Sorprendente! Aprire un album come "The Uncle (Giano Bifronte" di Francesco Cusa & The Assassins (Improvvisatore involontario/Kut music) e trovarvi dentro un opuscolo con quattro sue poesie dedicate al compianto Gianni Lenoci, delicate, intense, che toccano le tematiche di cosa resti e persista dopo .... fa un certo effetto. Versi sull'amicizia che ė eterna e può esistere anche quando qualcuno non c'è più. Chi ha conosciuto Lenoci, non solo come pianista eccelso ma come persona, può capire quanto intensa possa essere la commozione, anche a distanza di un anno dalla morte, nel pensare di non vederlo più "live" nell'insegnare, concertare, inventare.
Personalmente ho visto Gianni negli anni novanta sonorizzare Willy il coyote, Nosferatu di Dreyer, le immagini surrealiste di Man Ray, il teatro dei burattini - idee irrituali di cui si parlava e che lui aveva accolto e realizzato senza problemi- con una nonchalance unica, quasi lo schermo o il teatrino avessero un collegamento sotterraneo col pianoforte, una liaison occulta che ai comuni mortali sfuggiva e la tastiera funzionasse da macchina da presa per "filmare" in note, oltre alle figure, emozioni, impressioni, stati d'animo.
La stessa disinvolta freschezza lui manifestava a livello umano e così si cementavano i rapporti e comunque le relazioni di stima, apprezzamento, collaborazione reciproca, interplay fra musicisti.
"Amico mio che fai/ in quel delirio di nubi/ lontano, con le mani in tasca?" .
Difficile immaginarlo spento nel suo attivismo multitracce, multiforme, multimediale.
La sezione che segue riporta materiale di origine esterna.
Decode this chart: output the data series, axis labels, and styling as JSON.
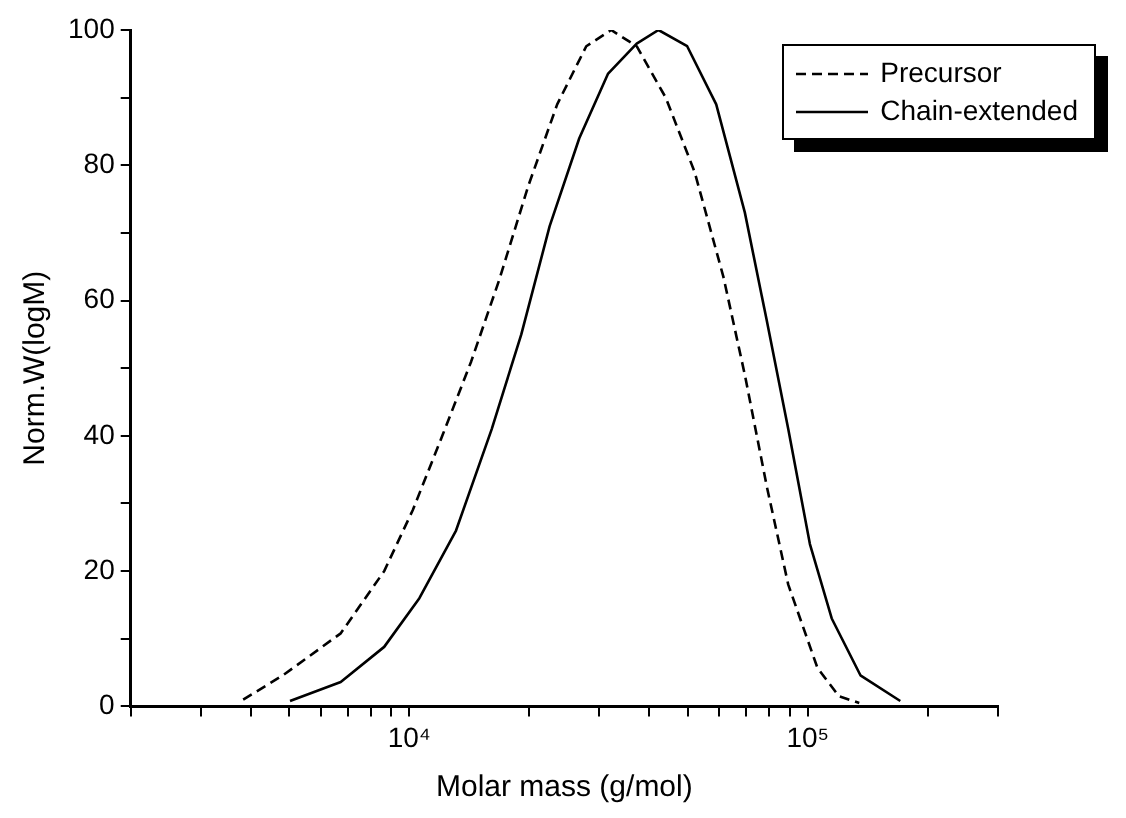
{
  "chart_data": {
    "type": "line",
    "xlabel": "Molar mass (g/mol)",
    "ylabel": "Norm.W(logM)",
    "log": "x",
    "xlim": [
      2000,
      300000
    ],
    "xticks": [
      {
        "value": 2000,
        "label": null
      },
      {
        "value": 3000,
        "label": null
      },
      {
        "value": 4000,
        "label": null
      },
      {
        "value": 5000,
        "label": null
      },
      {
        "value": 6000,
        "label": null
      },
      {
        "value": 7000,
        "label": null
      },
      {
        "value": 8000,
        "label": null
      },
      {
        "value": 9000,
        "label": null
      },
      {
        "value": 10000,
        "label": "10⁴"
      },
      {
        "value": 20000,
        "label": null
      },
      {
        "value": 30000,
        "label": null
      },
      {
        "value": 40000,
        "label": null
      },
      {
        "value": 50000,
        "label": null
      },
      {
        "value": 60000,
        "label": null
      },
      {
        "value": 70000,
        "label": null
      },
      {
        "value": 80000,
        "label": null
      },
      {
        "value": 90000,
        "label": null
      },
      {
        "value": 100000,
        "label": "10⁵"
      },
      {
        "value": 200000,
        "label": null
      },
      {
        "value": 300000,
        "label": null
      }
    ],
    "ylim": [
      0,
      100
    ],
    "yticks": [
      0,
      {
        "value": 10,
        "label": null
      },
      20,
      {
        "value": 30,
        "label": null
      },
      40,
      {
        "value": 50,
        "label": null
      },
      60,
      {
        "value": 70,
        "label": null
      },
      80,
      {
        "value": 90,
        "label": null
      },
      100
    ],
    "grid": false,
    "legend": "top right",
    "marker": "none",
    "series": [
      {
        "name": "Precursor",
        "color": "#000000",
        "line_style": "dashed",
        "x": [
          3830,
          4820,
          6730,
          8650,
          10200,
          12100,
          14300,
          16800,
          19900,
          23500,
          27800,
          32100,
          37200,
          44000,
          52000,
          61400,
          69500,
          78900,
          89300,
          105700,
          119700,
          134600
        ],
        "values": [
          1,
          4.6,
          10.8,
          20,
          29,
          40,
          51,
          63,
          77,
          89,
          97.6,
          100,
          97.6,
          90,
          79,
          63.5,
          49,
          32.5,
          18,
          5.7,
          1.5,
          0.5
        ]
      },
      {
        "name": "Chain-extended",
        "color": "#000000",
        "line_style": "solid",
        "x": [
          5020,
          6730,
          8650,
          10600,
          13100,
          16100,
          19100,
          22500,
          26700,
          31500,
          37200,
          42200,
          49800,
          58900,
          69500,
          78900,
          89300,
          101200,
          114800,
          135500,
          170600
        ],
        "values": [
          0.8,
          3.6,
          8.8,
          16,
          26,
          41,
          55,
          71,
          84,
          93.5,
          98,
          100,
          97.6,
          89,
          73,
          57,
          41,
          24,
          13,
          4.6,
          0.8
        ]
      }
    ]
  }
}
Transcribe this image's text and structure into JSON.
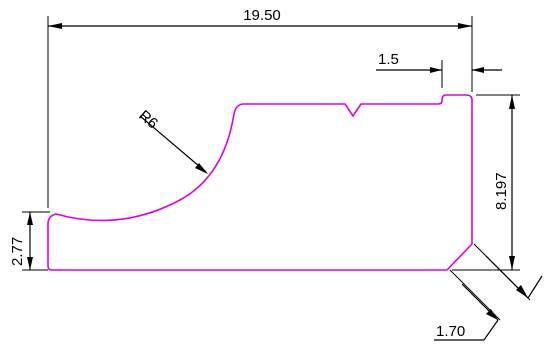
{
  "drawing": {
    "colors": {
      "profile": "#e000e0",
      "dimension": "#000000",
      "background": "#ffffff"
    },
    "dimensions": {
      "overall_width": "19.50",
      "step_width": "1.5",
      "radius": "R6",
      "right_height": "8.197",
      "left_height": "2.77",
      "chamfer": "1.70"
    }
  }
}
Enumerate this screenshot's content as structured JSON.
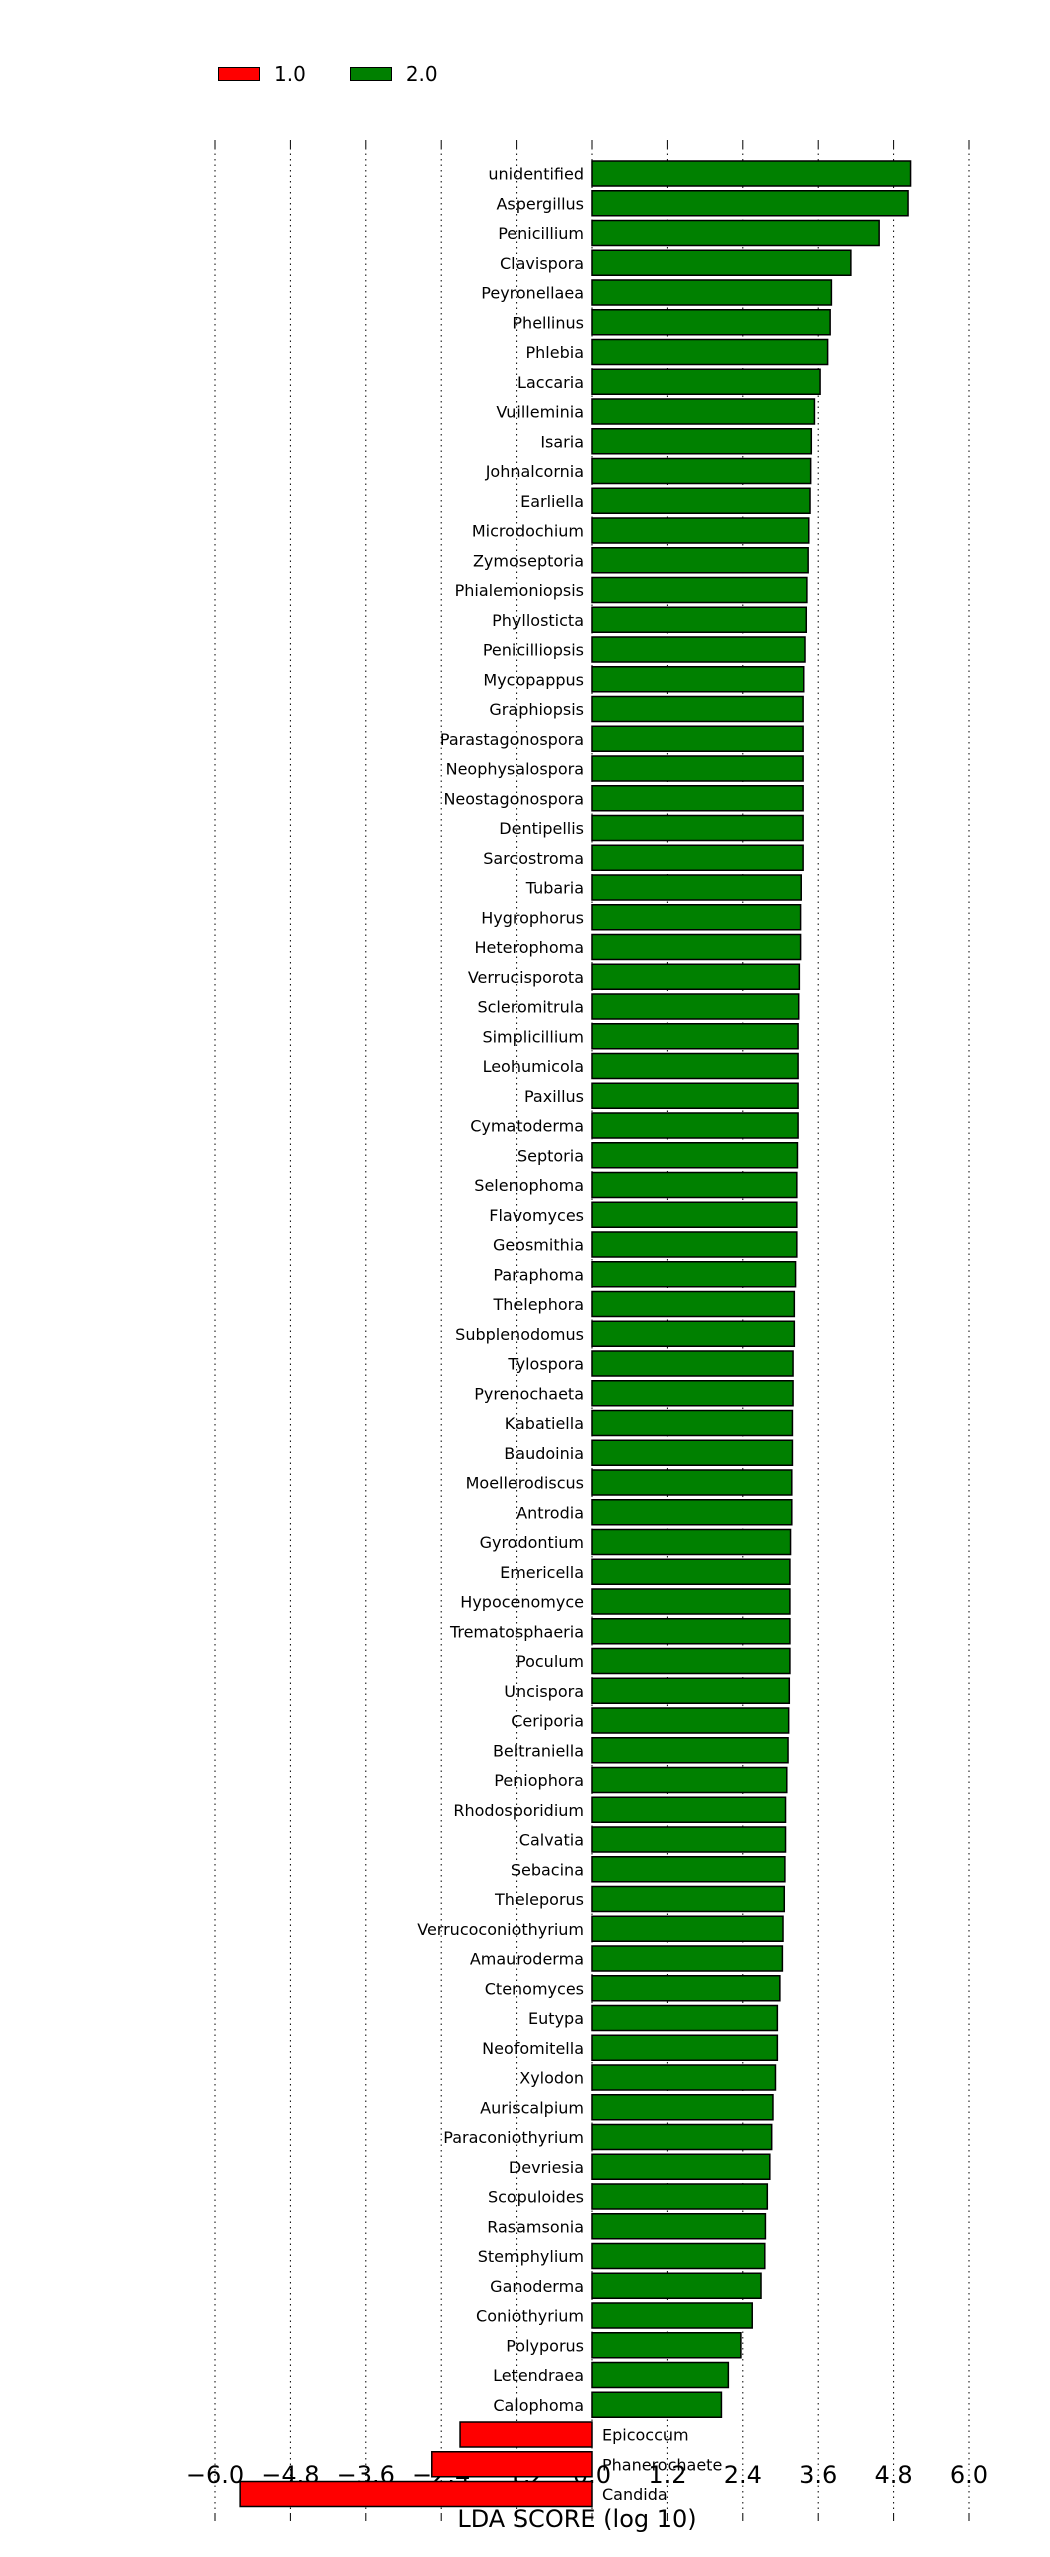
{
  "legend": {
    "items": [
      {
        "label": "1.0",
        "color": "#ff0000"
      },
      {
        "label": "2.0",
        "color": "#008000"
      }
    ]
  },
  "chart_data": {
    "type": "bar",
    "orientation": "horizontal",
    "xlabel": "LDA SCORE (log 10)",
    "xlim": [
      -6.0,
      6.0
    ],
    "xticks": [
      "−6.0",
      "−4.8",
      "−3.6",
      "−2.4",
      "−1.2",
      "0.0",
      "1.2",
      "2.4",
      "3.6",
      "4.8",
      "6.0"
    ],
    "xtick_values": [
      -6.0,
      -4.8,
      -3.6,
      -2.4,
      -1.2,
      0.0,
      1.2,
      2.4,
      3.6,
      4.8,
      6.0
    ],
    "grid": "vertical dotted",
    "legend_position": "top-left",
    "series": [
      {
        "name": "1.0",
        "color": "#ff0000"
      },
      {
        "name": "2.0",
        "color": "#008000"
      }
    ],
    "bars": [
      {
        "label": "unidentified",
        "value": 5.07,
        "group": "2.0"
      },
      {
        "label": "Aspergillus",
        "value": 5.03,
        "group": "2.0"
      },
      {
        "label": "Penicillium",
        "value": 4.57,
        "group": "2.0"
      },
      {
        "label": "Clavispora",
        "value": 4.12,
        "group": "2.0"
      },
      {
        "label": "Peyronellaea",
        "value": 3.81,
        "group": "2.0"
      },
      {
        "label": "Phellinus",
        "value": 3.79,
        "group": "2.0"
      },
      {
        "label": "Phlebia",
        "value": 3.75,
        "group": "2.0"
      },
      {
        "label": "Laccaria",
        "value": 3.63,
        "group": "2.0"
      },
      {
        "label": "Vuilleminia",
        "value": 3.54,
        "group": "2.0"
      },
      {
        "label": "Isaria",
        "value": 3.49,
        "group": "2.0"
      },
      {
        "label": "Johnalcornia",
        "value": 3.48,
        "group": "2.0"
      },
      {
        "label": "Earliella",
        "value": 3.47,
        "group": "2.0"
      },
      {
        "label": "Microdochium",
        "value": 3.45,
        "group": "2.0"
      },
      {
        "label": "Zymoseptoria",
        "value": 3.44,
        "group": "2.0"
      },
      {
        "label": "Phialemoniopsis",
        "value": 3.42,
        "group": "2.0"
      },
      {
        "label": "Phyllosticta",
        "value": 3.41,
        "group": "2.0"
      },
      {
        "label": "Penicilliopsis",
        "value": 3.39,
        "group": "2.0"
      },
      {
        "label": "Mycopappus",
        "value": 3.37,
        "group": "2.0"
      },
      {
        "label": "Graphiopsis",
        "value": 3.36,
        "group": "2.0"
      },
      {
        "label": "Parastagonospora",
        "value": 3.36,
        "group": "2.0"
      },
      {
        "label": "Neophysalospora",
        "value": 3.36,
        "group": "2.0"
      },
      {
        "label": "Neostagonospora",
        "value": 3.36,
        "group": "2.0"
      },
      {
        "label": "Dentipellis",
        "value": 3.36,
        "group": "2.0"
      },
      {
        "label": "Sarcostroma",
        "value": 3.36,
        "group": "2.0"
      },
      {
        "label": "Tubaria",
        "value": 3.33,
        "group": "2.0"
      },
      {
        "label": "Hygrophorus",
        "value": 3.32,
        "group": "2.0"
      },
      {
        "label": "Heterophoma",
        "value": 3.32,
        "group": "2.0"
      },
      {
        "label": "Verrucisporota",
        "value": 3.3,
        "group": "2.0"
      },
      {
        "label": "Scleromitrula",
        "value": 3.29,
        "group": "2.0"
      },
      {
        "label": "Simplicillium",
        "value": 3.28,
        "group": "2.0"
      },
      {
        "label": "Leohumicola",
        "value": 3.28,
        "group": "2.0"
      },
      {
        "label": "Paxillus",
        "value": 3.28,
        "group": "2.0"
      },
      {
        "label": "Cymatoderma",
        "value": 3.28,
        "group": "2.0"
      },
      {
        "label": "Septoria",
        "value": 3.27,
        "group": "2.0"
      },
      {
        "label": "Selenophoma",
        "value": 3.26,
        "group": "2.0"
      },
      {
        "label": "Flavomyces",
        "value": 3.26,
        "group": "2.0"
      },
      {
        "label": "Geosmithia",
        "value": 3.26,
        "group": "2.0"
      },
      {
        "label": "Paraphoma",
        "value": 3.24,
        "group": "2.0"
      },
      {
        "label": "Thelephora",
        "value": 3.22,
        "group": "2.0"
      },
      {
        "label": "Subplenodomus",
        "value": 3.22,
        "group": "2.0"
      },
      {
        "label": "Tylospora",
        "value": 3.2,
        "group": "2.0"
      },
      {
        "label": "Pyrenochaeta",
        "value": 3.2,
        "group": "2.0"
      },
      {
        "label": "Kabatiella",
        "value": 3.19,
        "group": "2.0"
      },
      {
        "label": "Baudoinia",
        "value": 3.19,
        "group": "2.0"
      },
      {
        "label": "Moellerodiscus",
        "value": 3.18,
        "group": "2.0"
      },
      {
        "label": "Antrodia",
        "value": 3.18,
        "group": "2.0"
      },
      {
        "label": "Gyrodontium",
        "value": 3.16,
        "group": "2.0"
      },
      {
        "label": "Emericella",
        "value": 3.15,
        "group": "2.0"
      },
      {
        "label": "Hypocenomyce",
        "value": 3.15,
        "group": "2.0"
      },
      {
        "label": "Trematosphaeria",
        "value": 3.15,
        "group": "2.0"
      },
      {
        "label": "Poculum",
        "value": 3.15,
        "group": "2.0"
      },
      {
        "label": "Uncispora",
        "value": 3.14,
        "group": "2.0"
      },
      {
        "label": "Ceriporia",
        "value": 3.13,
        "group": "2.0"
      },
      {
        "label": "Beltraniella",
        "value": 3.12,
        "group": "2.0"
      },
      {
        "label": "Peniophora",
        "value": 3.1,
        "group": "2.0"
      },
      {
        "label": "Rhodosporidium",
        "value": 3.08,
        "group": "2.0"
      },
      {
        "label": "Calvatia",
        "value": 3.08,
        "group": "2.0"
      },
      {
        "label": "Sebacina",
        "value": 3.07,
        "group": "2.0"
      },
      {
        "label": "Theleporus",
        "value": 3.06,
        "group": "2.0"
      },
      {
        "label": "Verrucoconiothyrium",
        "value": 3.04,
        "group": "2.0"
      },
      {
        "label": "Amauroderma",
        "value": 3.03,
        "group": "2.0"
      },
      {
        "label": "Ctenomyces",
        "value": 2.99,
        "group": "2.0"
      },
      {
        "label": "Eutypa",
        "value": 2.95,
        "group": "2.0"
      },
      {
        "label": "Neofomitella",
        "value": 2.95,
        "group": "2.0"
      },
      {
        "label": "Xylodon",
        "value": 2.92,
        "group": "2.0"
      },
      {
        "label": "Auriscalpium",
        "value": 2.88,
        "group": "2.0"
      },
      {
        "label": "Paraconiothyrium",
        "value": 2.86,
        "group": "2.0"
      },
      {
        "label": "Devriesia",
        "value": 2.83,
        "group": "2.0"
      },
      {
        "label": "Scopuloides",
        "value": 2.79,
        "group": "2.0"
      },
      {
        "label": "Rasamsonia",
        "value": 2.76,
        "group": "2.0"
      },
      {
        "label": "Stemphylium",
        "value": 2.75,
        "group": "2.0"
      },
      {
        "label": "Ganoderma",
        "value": 2.69,
        "group": "2.0"
      },
      {
        "label": "Coniothyrium",
        "value": 2.55,
        "group": "2.0"
      },
      {
        "label": "Polyporus",
        "value": 2.37,
        "group": "2.0"
      },
      {
        "label": "Letendraea",
        "value": 2.17,
        "group": "2.0"
      },
      {
        "label": "Calophoma",
        "value": 2.06,
        "group": "2.0"
      },
      {
        "label": "Epicoccum",
        "value": -2.1,
        "group": "1.0"
      },
      {
        "label": "Phanerochaete",
        "value": -2.55,
        "group": "1.0"
      },
      {
        "label": "Candida",
        "value": -5.6,
        "group": "1.0"
      }
    ]
  }
}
Cusa lo ha frequentato, lo ha eretto a mèntore e percorrendone il solco stilistico più avanzato il batterista ce ne offre oggi delle inquadrature sonore "a futura memoria" in uno di due cd in questo album doppio che vede come ospite il saxtenorista Giovanni Benvenuti, nel trio ferrato dalla compresenza della vocalist-violinista Valeria Sturba (nel cd senza Lenoci) e del bassista Ferdinando Romano. Ma perché mai "Giano Bifronte"? Già la presenza di Lenoci, alla cui memoria il prodotto è intitolato, sta a simboleggiare come nel jazz si possa guardare indietro e avanti, e come poi certe "doppiezze" - come il post-bop avanguardizzato in free del FCT e la dolcezza poetica di fondo - alla fine si possano ricongiungere in unum.
Persino lo scalpore di una batteria fumantina e pirotecnica come quella di Cusa può convergere in quel lirismo vivo che rende a suo modo unico questo progetto compositivo e di improvvisazione "volontaria", nato per svelare il vero volto di Giano, quello invisibile "che guarda il presente e che, come l'occhio di Shiva, contiene tutte le realtà". 

Altro album da ricordare " Wild Geese" ultima registrazione di Gianni Lenoci in trio con Pasquale Gadaleta al contrabbasso e Ra Kalam Bob Moses alla batteria e percussioni con brani di Ornette Coleman, Carla Bley, Gary Peacock.
Una produzione Dodicilune, realizzata col sostegno di Puglia Sounds Record, il cui titolo è ripreso dalla poesia di Mary Oliver "Oche Selvagge" che ci da l'idea di come Lenoci sapesse spaziare da Bach a Cage. Un disco memorabile per ricordare un pianista colto, colto in quella istantaneità di pensiero creativo e azione musicale, fra dire e fare sonoro, che ne è stata una delle caratteristiche più significative.